Limitation Period — Time limit on initiating an action, claim or complaint. The action may be related to remedy an injury, loss or damage from an act or omission.
In Ontario, these time limits are set out in the Limitations Act, 2002. It came into force in 2004 and was amended in 2006 to permit parties to a business agreement after October 19, 2006 to vary, extend, shorten or suspend the application of the periods fixed by the Limitations Act.
Certain claims are not subject to limitation periods. This includes proceedings:
- For a declaration where no consequential relief is sought
- To enforce an order
- To obtain support under the Family Law Act
- To enforce an award under the Arbitration Act, 1991
- By a debtor in possession of collateral to redeem it
- By a creditor in possession of collateral to realize against it
- By the Crown to recover fines, taxes, penalties and interest
- To recover student loans, awards, social assistance recoveries and grants
- For an environmental claim that has not been discovered
Promissory Notes — A Paralegal’s Limitations success story
Paralegal Scott McEachern explains Limitation Periods.
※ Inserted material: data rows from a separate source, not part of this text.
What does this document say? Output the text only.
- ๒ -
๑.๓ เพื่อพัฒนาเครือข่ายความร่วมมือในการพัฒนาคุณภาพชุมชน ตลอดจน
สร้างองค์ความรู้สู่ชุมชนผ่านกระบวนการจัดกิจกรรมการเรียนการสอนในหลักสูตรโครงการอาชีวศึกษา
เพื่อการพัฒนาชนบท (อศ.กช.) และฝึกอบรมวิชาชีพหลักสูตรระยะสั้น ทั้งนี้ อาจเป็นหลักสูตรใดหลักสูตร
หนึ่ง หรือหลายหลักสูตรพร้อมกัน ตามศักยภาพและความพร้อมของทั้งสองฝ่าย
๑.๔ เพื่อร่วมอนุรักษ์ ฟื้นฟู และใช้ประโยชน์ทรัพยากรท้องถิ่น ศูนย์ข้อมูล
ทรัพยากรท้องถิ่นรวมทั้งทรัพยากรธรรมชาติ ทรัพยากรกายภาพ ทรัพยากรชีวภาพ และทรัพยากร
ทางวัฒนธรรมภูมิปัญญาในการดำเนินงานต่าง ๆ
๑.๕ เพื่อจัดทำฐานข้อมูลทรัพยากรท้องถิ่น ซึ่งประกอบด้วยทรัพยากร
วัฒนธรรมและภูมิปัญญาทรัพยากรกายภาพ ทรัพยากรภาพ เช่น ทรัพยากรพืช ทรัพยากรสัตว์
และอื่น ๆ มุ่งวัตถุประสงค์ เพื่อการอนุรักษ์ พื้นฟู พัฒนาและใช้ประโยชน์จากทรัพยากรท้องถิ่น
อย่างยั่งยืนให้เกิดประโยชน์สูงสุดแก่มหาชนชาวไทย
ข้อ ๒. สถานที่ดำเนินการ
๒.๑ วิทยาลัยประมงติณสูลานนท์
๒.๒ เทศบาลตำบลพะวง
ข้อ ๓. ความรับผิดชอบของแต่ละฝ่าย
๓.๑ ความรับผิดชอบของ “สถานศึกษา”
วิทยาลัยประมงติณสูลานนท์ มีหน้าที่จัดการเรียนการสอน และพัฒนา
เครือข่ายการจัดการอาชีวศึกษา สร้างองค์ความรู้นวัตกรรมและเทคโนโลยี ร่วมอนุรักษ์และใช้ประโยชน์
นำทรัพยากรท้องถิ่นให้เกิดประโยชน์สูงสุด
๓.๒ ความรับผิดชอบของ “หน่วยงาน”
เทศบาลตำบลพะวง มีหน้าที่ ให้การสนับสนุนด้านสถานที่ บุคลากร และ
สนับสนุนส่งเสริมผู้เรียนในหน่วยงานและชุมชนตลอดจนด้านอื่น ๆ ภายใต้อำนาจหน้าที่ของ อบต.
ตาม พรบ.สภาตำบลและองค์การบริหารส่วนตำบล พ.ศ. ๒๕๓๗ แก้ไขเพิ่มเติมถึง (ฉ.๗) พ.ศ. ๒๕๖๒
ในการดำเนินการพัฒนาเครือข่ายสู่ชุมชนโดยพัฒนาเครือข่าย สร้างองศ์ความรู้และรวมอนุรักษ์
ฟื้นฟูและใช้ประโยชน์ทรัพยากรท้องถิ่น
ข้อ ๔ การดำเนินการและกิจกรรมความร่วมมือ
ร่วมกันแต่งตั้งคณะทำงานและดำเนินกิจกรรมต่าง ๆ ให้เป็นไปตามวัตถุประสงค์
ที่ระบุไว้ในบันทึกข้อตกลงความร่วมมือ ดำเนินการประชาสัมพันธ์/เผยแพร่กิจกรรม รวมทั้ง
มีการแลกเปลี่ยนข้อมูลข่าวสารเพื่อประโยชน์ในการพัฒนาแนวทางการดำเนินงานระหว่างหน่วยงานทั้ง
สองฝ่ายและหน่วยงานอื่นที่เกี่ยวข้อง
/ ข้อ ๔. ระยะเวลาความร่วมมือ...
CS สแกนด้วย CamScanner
Meady v. Greyhound Canada Transportation Corp., 2008 ONCA 468 (CanLII)
This case also considers the common-law doctrine of special circumstances.
Duchesne v. St-Denis, 2012 ONCA 699 (CanLII),
Court of Appeal found that the Act should not be interpreted as providing that it can only apply to a minor if a litigation guardian has been appointed.
Seguin (Township) v. Hamer, 2014 ONCA 108
Ontario Court of Appeal found it unnecessary to consider whether a counter-application to dismiss a Township’s injunction appeal was statute-barred by a limitation period. The appeal was allowed on its merit.
At the heart of that case: the right to feed bears — by hand.